このような穴部に被着磁物を挿入し、コンデンサに蓄えた電荷を瞬時に放出することでコイルにパルス電流を流し、そのパルス電流によって着磁ヨークに発生した着磁磁場により、回転子に搭載された磁石の着磁を行うことができる。
【0004】
しかしながら、保磁力が高い磁石を着磁するには高い着磁磁場が必要となるため、着磁装置(着磁ヨーク)は大型化し、または着磁のために高い電力が必要になるというデメリットが生じていた。例えば結晶粒径が小さく保磁力が高い磁石は、例えば特許文献1に記載のような方法によって、複数回にわたって着磁することで完全着磁を達成できる可能性もあるが、高い電力が必要となり、また、着磁するために長時間が必要となる。
【0005】
そして、着磁が不十分になってしまうと、特に希土類磁石においては温度上昇時に不可逆減磁が発生しやすい。

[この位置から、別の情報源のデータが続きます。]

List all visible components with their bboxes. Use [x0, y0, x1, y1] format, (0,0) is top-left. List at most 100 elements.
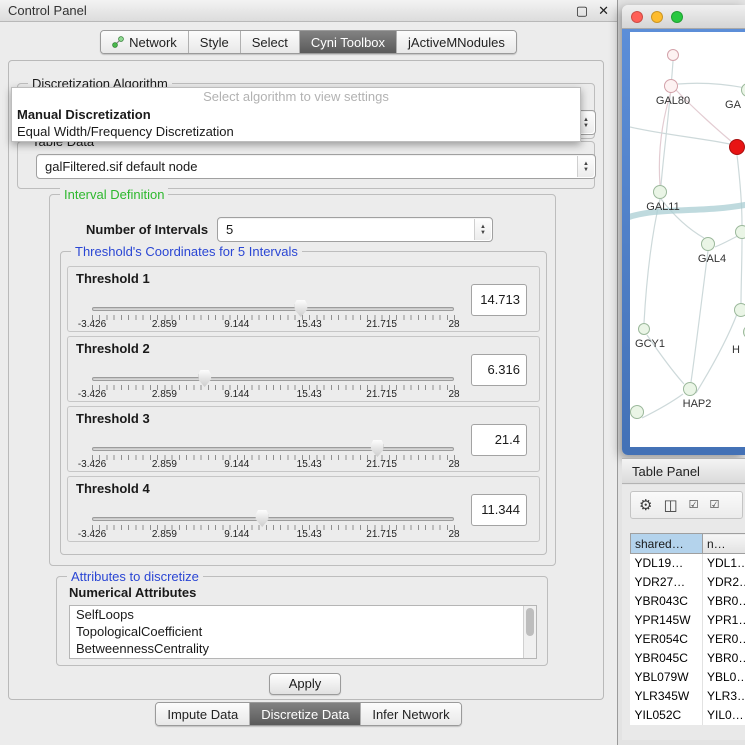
- table-cell[interactable]: YIL0…: [703, 706, 745, 725]
- network-node[interactable]: [735, 225, 745, 239]
- tab-cyni-toolbox[interactable]: Cyni Toolbox: [300, 31, 397, 53]
- float-window-icon[interactable]: ▢: [576, 3, 588, 19]
- scale-label: 2.859: [152, 529, 177, 540]
- attribute-item[interactable]: SelfLoops: [70, 606, 536, 623]
- dropdown-option[interactable]: Manual Discretization: [12, 106, 580, 123]
- network-node[interactable]: [734, 303, 745, 317]
- table-row[interactable]: YPR145W YPR1…: [631, 611, 745, 630]
- scale-label: 2.859: [152, 459, 177, 470]
- mac-minimize-button[interactable]: [651, 11, 663, 23]
- network-node-label: GA: [725, 99, 741, 111]
- network-node[interactable]: [638, 323, 650, 335]
- close-icon[interactable]: ✕: [598, 3, 609, 19]
- tab-network[interactable]: Network: [101, 31, 189, 53]
- network-node[interactable]: [701, 237, 715, 251]
- threshold-slider[interactable]: [92, 517, 454, 521]
- table-cell[interactable]: YBR043C: [631, 592, 703, 611]
- threshold-value-field[interactable]: 21.4: [471, 424, 527, 456]
- tab-style[interactable]: Style: [189, 31, 241, 53]
- scrollbar-thumb[interactable]: [526, 608, 534, 636]
- attributes-group-title: Attributes to discretize: [67, 569, 203, 584]
- network-node[interactable]: [729, 139, 745, 155]
- table-cell[interactable]: YPR1…: [703, 611, 745, 630]
- threshold-slider[interactable]: [92, 447, 454, 451]
- table-cell[interactable]: YDR2…: [703, 573, 745, 592]
- mac-zoom-button[interactable]: [671, 11, 683, 23]
- mac-close-button[interactable]: [631, 11, 643, 23]
- table-row[interactable]: YBR045C YBR0…: [631, 649, 745, 668]
- apply-button[interactable]: Apply: [269, 673, 341, 695]
- table-row[interactable]: YDR27… YDR2…: [631, 573, 745, 592]
- dropdown-option[interactable]: Equal Width/Frequency Discretization: [12, 123, 580, 140]
- network-node[interactable]: [683, 382, 697, 396]
- table-cell[interactable]: YPR145W: [631, 611, 703, 630]
- threshold-label: Threshold 3: [76, 411, 150, 426]
- scale-label: -3.426: [78, 529, 106, 540]
- threshold-value-field[interactable]: 11.344: [471, 494, 527, 526]
- tab-impute-data[interactable]: Impute Data: [156, 703, 250, 725]
- table-cell[interactable]: YIL052C: [631, 706, 703, 725]
- table-cell[interactable]: YDL19…: [631, 554, 703, 573]
- network-canvas[interactable]: GAL80GAGAL11GAL4GCY1HAP2H: [630, 32, 745, 447]
- table-cell[interactable]: YLR345W: [631, 687, 703, 706]
- table-row[interactable]: YBL079W YBL0…: [631, 668, 745, 687]
- network-node-label: GAL11: [646, 201, 679, 213]
- network-node-label: GCY1: [635, 338, 665, 350]
- table-panel-header: Table Panel: [622, 458, 745, 484]
- scale-label: 21.715: [366, 389, 397, 400]
- table-cell[interactable]: YBR045C: [631, 649, 703, 668]
- attributes-scrollbar[interactable]: [523, 606, 536, 658]
- network-node[interactable]: [667, 49, 679, 61]
- table-row[interactable]: YDL19… YDL1…: [631, 554, 745, 573]
- table-row[interactable]: YIL052C YIL0…: [631, 706, 745, 725]
- columns-icon[interactable]: ◫: [663, 498, 677, 513]
- table-cell[interactable]: YDL1…: [703, 554, 745, 573]
- top-tab-bar: Network Style Select Cyni Toolbox jActiv…: [0, 30, 617, 54]
- table-row[interactable]: YER054C YER0…: [631, 630, 745, 649]
- dropdown-placeholder: Select algorithm to view settings: [12, 88, 580, 106]
- column-header-shared-name[interactable]: shared…: [631, 534, 703, 554]
- num-intervals-combobox[interactable]: 5 ▲▼: [217, 217, 493, 242]
- tab-label: Discretize Data: [261, 707, 349, 722]
- tab-discretize-data[interactable]: Discretize Data: [250, 703, 361, 725]
- gear-icon[interactable]: ⚙: [639, 498, 652, 513]
- num-intervals-label: Number of Intervals: [86, 222, 208, 237]
- tab-jactivemnodules[interactable]: jActiveMNodules: [397, 31, 516, 53]
- scale-label: 28: [448, 319, 459, 330]
- table-panel-toolbar: ⚙ ◫ ☑ ☑: [630, 491, 743, 519]
- attributes-items: SelfLoops TopologicalCoefficient Between…: [70, 606, 536, 657]
- select-none-icon[interactable]: ☑: [710, 500, 720, 511]
- table-cell[interactable]: YBR0…: [703, 649, 745, 668]
- table-cell[interactable]: YBL0…: [703, 668, 745, 687]
- network-node[interactable]: [653, 185, 667, 199]
- network-node-label: GAL4: [698, 253, 726, 265]
- threshold-value-field[interactable]: 14.713: [471, 284, 527, 316]
- table-row[interactable]: YBR043C YBR0…: [631, 592, 745, 611]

そこで、保磁力が高い磁石であっても飽和着磁するための方法として、被着磁物を高温に加熱し、飽和着磁に要する着磁磁場を減少させて着磁する方法が提案されている。
【0006】
例えば特許文献2には、永久磁石と強磁性材料よりなる継鉄とを備えた磁石部品の着磁において、当該永久磁石をこれに接するように設置された磁極片と、この磁極片に巻かれた着磁コイルとによって着磁する着磁装置であって、磁極片あるいは継鉄に交流磁束を流してこれらを誘導加熱する手段を備えるとともに、磁極片あるいは継鉄及び永久磁石を流体によって冷却する手段を備えたことを特徴とする永久磁石の着磁装置が記載されている。そして、このような着磁装置は着磁器に誘導加熱用コイルと流体を用いた冷却手段とを備えることによって、永久磁石部品の短時間での加熱と冷却とを行うことができ、これによって高温度での着磁を行うことにより、ネオジム系希土類磁石など保磁力のきわめて高い永久磁石を用いた部品の着磁が可能となるだけでなく、永久磁石部品を着磁器から取出した後の減磁についても、これを抑えることが出来ると記載されている。
【先行技術文献】
【特許文献】
【0007】
【文献】特開2016-63555号公報
【文献】特開平7-183124号公報
【発明の概要】
【発明が解決しようとする課題】
【0008】
しかしながら、特許文献2に記載の着磁装置では、永久磁石部品を流体によって冷却する際に、同時に着磁器も冷却してしまうため、次に別の永久磁石部品を着磁する際に、着磁器内を加熱するか、または、着磁器に挿入することで永久磁石部品の温度が低下することを考慮して、予め必要以上に着磁前の永久磁石部品を加熱するか、もしくは着磁磁場を高める必要が生じる。このように着磁器または永久磁石部品を加熱する場合、加熱に時間およびエネルギーがかかってしまう。
【0009】
このように永久磁石部品を加熱した後に着磁する場合、加熱や着磁に必要なエネルギーは、より低いことが好ましい。また、それらは、より短時間に行われることが好ましい。
【0010】
本発明は上記のような課題を解決することを目的とする。
すなわち、本発明の目的は、より短時間に、より低エネルギーで加熱および着磁を行うことができる、永久磁石の製造方法および製造装置を提供することである。
【課題を解決するための手段】
【0011】
本発明者は上記課題を解決するため鋭意検討し、本発明を完成させた。
本発明は下記(1)~(6)である。
(1)鉄心の中央に回転軸を有し、前記鉄心に着磁前磁石を備える永久磁石回転子を加熱した後、着磁する、永久磁石回転子の製造方法であって、
前記永久磁石回転子を加熱して加熱後回転子を得る加熱工程と、
前記加熱後回転子に含まれる加熱後永久磁石を着磁して、着磁後永久磁石を含む着磁後回転子を得る着磁工程と、
前記着磁後回転子を軟磁性材からなる経路内を通過させる後処理工程と、
を備える永久磁石回転子の製造方法。
(2)前記後処理工程において、前記経路内にて前記着磁後回転子を冷却する、上記(1)に記載の永久磁石回転子の製造方法。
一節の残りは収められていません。